Sir Terry Farrell, founder of Farrell & Partners, is one of the world’s most successful architects. He’s also the mind behind such iconic projects as the 100-storey Finance Tower in Shenzhen and the postmodern home of the British Secret Intelligence Service MI6, on the banks of the Thames.
Sir Terry, who is a disarming and softly spoken man, has been given an unenviable task: to investigate, assess and ultimately review the UK’s architecture and built environment. The Farrell Review, as it’s known, is to be published imminently and with it ideas to “positively change” the culture of urban design in the country. His recommendations will cover design quality, education, the role of the government and, perhaps most importantly, the role of the architect in society.
Architects have lost much of their influence and there are good and bad points to this.
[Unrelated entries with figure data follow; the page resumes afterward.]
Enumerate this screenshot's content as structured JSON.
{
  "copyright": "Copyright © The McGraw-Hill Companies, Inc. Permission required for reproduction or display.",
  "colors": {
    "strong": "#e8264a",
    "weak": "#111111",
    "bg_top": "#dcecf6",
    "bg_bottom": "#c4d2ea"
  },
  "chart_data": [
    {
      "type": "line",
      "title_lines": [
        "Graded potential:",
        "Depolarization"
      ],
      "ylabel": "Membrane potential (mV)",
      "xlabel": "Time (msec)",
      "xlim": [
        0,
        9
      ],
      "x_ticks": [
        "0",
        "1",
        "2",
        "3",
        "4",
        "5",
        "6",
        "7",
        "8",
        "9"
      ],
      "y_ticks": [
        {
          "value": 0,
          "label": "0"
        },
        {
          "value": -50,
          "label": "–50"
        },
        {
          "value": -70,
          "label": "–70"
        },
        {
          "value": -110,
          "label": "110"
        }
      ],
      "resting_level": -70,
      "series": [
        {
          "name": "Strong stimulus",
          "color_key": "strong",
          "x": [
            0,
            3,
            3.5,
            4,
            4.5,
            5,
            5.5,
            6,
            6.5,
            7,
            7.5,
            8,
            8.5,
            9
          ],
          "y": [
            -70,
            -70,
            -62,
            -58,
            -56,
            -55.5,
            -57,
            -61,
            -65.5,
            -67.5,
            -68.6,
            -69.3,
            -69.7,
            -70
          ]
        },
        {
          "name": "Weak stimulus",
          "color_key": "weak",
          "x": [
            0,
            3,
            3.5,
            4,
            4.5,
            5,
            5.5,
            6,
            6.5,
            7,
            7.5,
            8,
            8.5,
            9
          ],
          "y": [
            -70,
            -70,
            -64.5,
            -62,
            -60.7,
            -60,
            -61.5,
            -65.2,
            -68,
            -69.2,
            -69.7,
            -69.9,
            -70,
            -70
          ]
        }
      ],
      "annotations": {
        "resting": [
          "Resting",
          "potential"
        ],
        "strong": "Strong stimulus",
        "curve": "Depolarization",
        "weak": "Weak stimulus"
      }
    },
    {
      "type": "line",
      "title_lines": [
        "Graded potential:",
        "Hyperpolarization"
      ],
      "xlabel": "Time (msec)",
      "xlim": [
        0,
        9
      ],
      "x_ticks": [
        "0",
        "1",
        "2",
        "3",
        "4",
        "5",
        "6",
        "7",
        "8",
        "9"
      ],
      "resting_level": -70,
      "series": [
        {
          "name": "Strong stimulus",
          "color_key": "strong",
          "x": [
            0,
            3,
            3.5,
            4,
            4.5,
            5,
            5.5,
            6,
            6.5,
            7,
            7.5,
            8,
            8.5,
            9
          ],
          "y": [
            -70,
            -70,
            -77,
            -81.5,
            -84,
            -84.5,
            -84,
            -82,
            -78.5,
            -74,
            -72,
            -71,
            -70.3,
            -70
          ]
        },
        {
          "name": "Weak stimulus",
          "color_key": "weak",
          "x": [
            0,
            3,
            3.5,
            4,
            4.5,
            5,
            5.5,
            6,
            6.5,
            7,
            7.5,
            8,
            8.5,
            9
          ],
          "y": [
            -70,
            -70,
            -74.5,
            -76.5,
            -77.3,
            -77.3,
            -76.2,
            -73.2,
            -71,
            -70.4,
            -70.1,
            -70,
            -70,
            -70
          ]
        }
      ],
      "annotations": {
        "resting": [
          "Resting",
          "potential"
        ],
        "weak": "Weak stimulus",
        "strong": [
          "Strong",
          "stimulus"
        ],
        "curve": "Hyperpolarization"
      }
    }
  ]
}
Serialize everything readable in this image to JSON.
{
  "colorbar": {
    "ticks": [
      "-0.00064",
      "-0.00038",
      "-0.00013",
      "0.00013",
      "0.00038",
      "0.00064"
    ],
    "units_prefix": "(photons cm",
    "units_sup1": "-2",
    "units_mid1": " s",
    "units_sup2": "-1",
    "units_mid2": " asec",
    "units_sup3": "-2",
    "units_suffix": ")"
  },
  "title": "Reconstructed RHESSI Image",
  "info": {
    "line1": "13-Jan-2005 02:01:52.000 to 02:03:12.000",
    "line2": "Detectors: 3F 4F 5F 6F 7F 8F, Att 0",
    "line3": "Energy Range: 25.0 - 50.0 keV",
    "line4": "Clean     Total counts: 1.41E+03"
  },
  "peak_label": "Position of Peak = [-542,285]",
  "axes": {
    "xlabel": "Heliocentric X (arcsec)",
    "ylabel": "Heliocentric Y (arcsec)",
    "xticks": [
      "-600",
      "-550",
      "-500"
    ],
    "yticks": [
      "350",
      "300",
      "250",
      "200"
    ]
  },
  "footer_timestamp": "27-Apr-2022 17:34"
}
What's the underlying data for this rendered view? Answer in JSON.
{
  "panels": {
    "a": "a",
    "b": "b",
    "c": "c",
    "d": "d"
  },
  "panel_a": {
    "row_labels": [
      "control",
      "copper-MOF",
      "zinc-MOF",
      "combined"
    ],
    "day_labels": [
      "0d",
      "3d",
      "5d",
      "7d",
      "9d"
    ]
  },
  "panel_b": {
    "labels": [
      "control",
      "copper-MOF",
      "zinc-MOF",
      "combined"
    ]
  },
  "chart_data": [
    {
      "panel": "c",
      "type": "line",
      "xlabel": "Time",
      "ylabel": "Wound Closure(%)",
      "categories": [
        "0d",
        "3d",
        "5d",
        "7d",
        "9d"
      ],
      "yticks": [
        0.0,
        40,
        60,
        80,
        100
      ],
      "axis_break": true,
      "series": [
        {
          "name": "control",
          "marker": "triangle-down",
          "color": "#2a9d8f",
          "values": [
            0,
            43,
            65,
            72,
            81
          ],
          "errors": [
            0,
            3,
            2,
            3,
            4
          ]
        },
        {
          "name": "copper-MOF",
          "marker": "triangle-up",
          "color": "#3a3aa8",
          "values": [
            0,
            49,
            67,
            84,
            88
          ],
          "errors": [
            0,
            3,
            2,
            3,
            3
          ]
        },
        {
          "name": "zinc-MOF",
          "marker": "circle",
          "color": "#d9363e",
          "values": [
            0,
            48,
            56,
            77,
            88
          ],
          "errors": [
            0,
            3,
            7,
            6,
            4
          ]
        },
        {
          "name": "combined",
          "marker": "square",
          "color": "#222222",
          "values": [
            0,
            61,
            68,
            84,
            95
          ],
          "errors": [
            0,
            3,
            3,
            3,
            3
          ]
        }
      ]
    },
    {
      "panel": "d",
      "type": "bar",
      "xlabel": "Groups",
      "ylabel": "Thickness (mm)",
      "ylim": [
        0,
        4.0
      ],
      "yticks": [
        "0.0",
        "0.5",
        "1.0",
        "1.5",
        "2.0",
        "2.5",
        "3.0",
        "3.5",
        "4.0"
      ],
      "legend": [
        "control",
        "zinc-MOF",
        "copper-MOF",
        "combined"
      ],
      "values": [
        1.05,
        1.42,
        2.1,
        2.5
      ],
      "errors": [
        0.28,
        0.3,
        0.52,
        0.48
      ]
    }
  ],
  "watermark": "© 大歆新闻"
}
The 1950s and 1960s were a 20th-century heyday of architectural influence but also a period that darkened the name of the profession. Rodney Gordon, Owen Luder and Erno Goldfinger were held responsible for Brutalist experiments that swept away terraced houses for new compact “homes in the skies”. Poured concrete, shaped into blocks, tall and short, formed much of a new-look aesthetic woven through inner cities up and down the country. It was a top-down policy to reshape working-class living conditions though now, with housing in short supply, the middle classes are taking over the tower blocks and realising Brutalism’s “utopian” philosophy.
Much has changed since that period. Top-down architectural decisions are better scrutinised and the checks and balances of a relatively transparent urban planning process affords some degree of appeal for the public.
But while there was a time of too much influence we now decline the architect’s involvement at every turn. During an interview for the Section D show on Monocle 24, Sir Terry reminded me that an architect’s input is used in less than 30 per cent of new building designs, with public-planning departments overseeing much of the design process instead. Less than 10 per cent of British architects now do work in the public sphere.
Architects are notable by their absence in the growth of the UK’s built environment. But they are important and their involvement in local as well as broader design projects is crucial. The failure of the everyday is underlined by this lack of a design professional and until this changes the ability of the public to have a meaningful voice in the development – and, indeed, preservation – of its environs will be lost. And the role of the architect will continue to dwindle.
Good design is a matter of quality of life, after all.
Aled John is a producer for Monocle 24.